Derivatives of salicylic acid (SA) and benzoic acid prevent endothelin-1 (ET-1) binding to ETA receptors. This study analyzed actions of 30 derivatives of benzoic acid and salicylic acid on ¹²⁵I-ET-1 binding to recombinant rat ETA receptors. The most active compounds were 3,5-dibromosalicylic acid (Br2SA, K_i = 0.5 mM) and 3,5-diiodosalicylic acid (K_i = 0.3 mM). They were about 50 times more potent than SA and aspirin. Br2SA inhibited equilibrium ¹²⁵I-ET-1 binding in an apparently competitive manner. It accelerated 8-fold the dissociation of ¹²⁵I-ET-1 receptor complexes and did not modify the second order rate constant of association of ¹²⁵I-ET-1 to its receptors. Br2SA also decreased the affinity of ETA receptors for receptor antagonists BQ-123 and bosentan.

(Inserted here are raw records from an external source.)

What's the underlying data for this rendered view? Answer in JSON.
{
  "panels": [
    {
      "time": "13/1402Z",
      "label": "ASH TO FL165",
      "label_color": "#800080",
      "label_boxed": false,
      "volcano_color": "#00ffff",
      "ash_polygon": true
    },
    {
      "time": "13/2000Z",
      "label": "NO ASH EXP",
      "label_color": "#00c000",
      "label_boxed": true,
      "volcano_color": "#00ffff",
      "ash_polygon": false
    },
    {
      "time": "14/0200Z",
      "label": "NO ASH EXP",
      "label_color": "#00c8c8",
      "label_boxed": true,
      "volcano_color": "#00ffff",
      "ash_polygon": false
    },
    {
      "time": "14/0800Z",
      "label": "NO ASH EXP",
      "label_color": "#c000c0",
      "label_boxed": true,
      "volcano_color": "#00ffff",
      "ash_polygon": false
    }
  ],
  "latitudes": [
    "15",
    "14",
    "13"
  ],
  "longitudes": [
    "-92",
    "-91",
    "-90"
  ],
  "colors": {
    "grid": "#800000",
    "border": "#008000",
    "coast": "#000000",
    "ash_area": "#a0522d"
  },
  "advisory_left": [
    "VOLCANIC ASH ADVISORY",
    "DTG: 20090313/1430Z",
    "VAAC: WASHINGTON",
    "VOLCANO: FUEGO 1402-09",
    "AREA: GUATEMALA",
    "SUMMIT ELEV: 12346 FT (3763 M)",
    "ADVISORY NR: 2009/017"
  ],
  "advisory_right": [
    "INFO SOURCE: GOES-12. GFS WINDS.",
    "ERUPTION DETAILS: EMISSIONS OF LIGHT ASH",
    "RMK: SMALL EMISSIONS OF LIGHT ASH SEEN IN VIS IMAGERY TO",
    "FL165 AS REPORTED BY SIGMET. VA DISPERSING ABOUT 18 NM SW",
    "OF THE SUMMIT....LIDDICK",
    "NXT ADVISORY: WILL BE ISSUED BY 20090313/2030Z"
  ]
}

Br2SA accelerated dissociation of ¹²⁵I-ET-1-solubilized ETA receptor complexes and decreased the apparent molecular size of solubilized receptors. Br2SA and 3,5-diiodosalicylic acid inhibited two cellular actions of ET-1: the mobilization of intracellular Ca²⁺ stores in isolated cells and contractions of rat aortic rings. They accelerated the relaxing action of BQ-123 and bosentan in ET-1-treated aortic rings. The results suggest the existence of an allosteric modifier site on ETA receptors that recognizes selected derivatives of SA. SA derivatives might be of therapeutic interest to relieve tight ET-1 binding and to favor actions of receptor antagonists.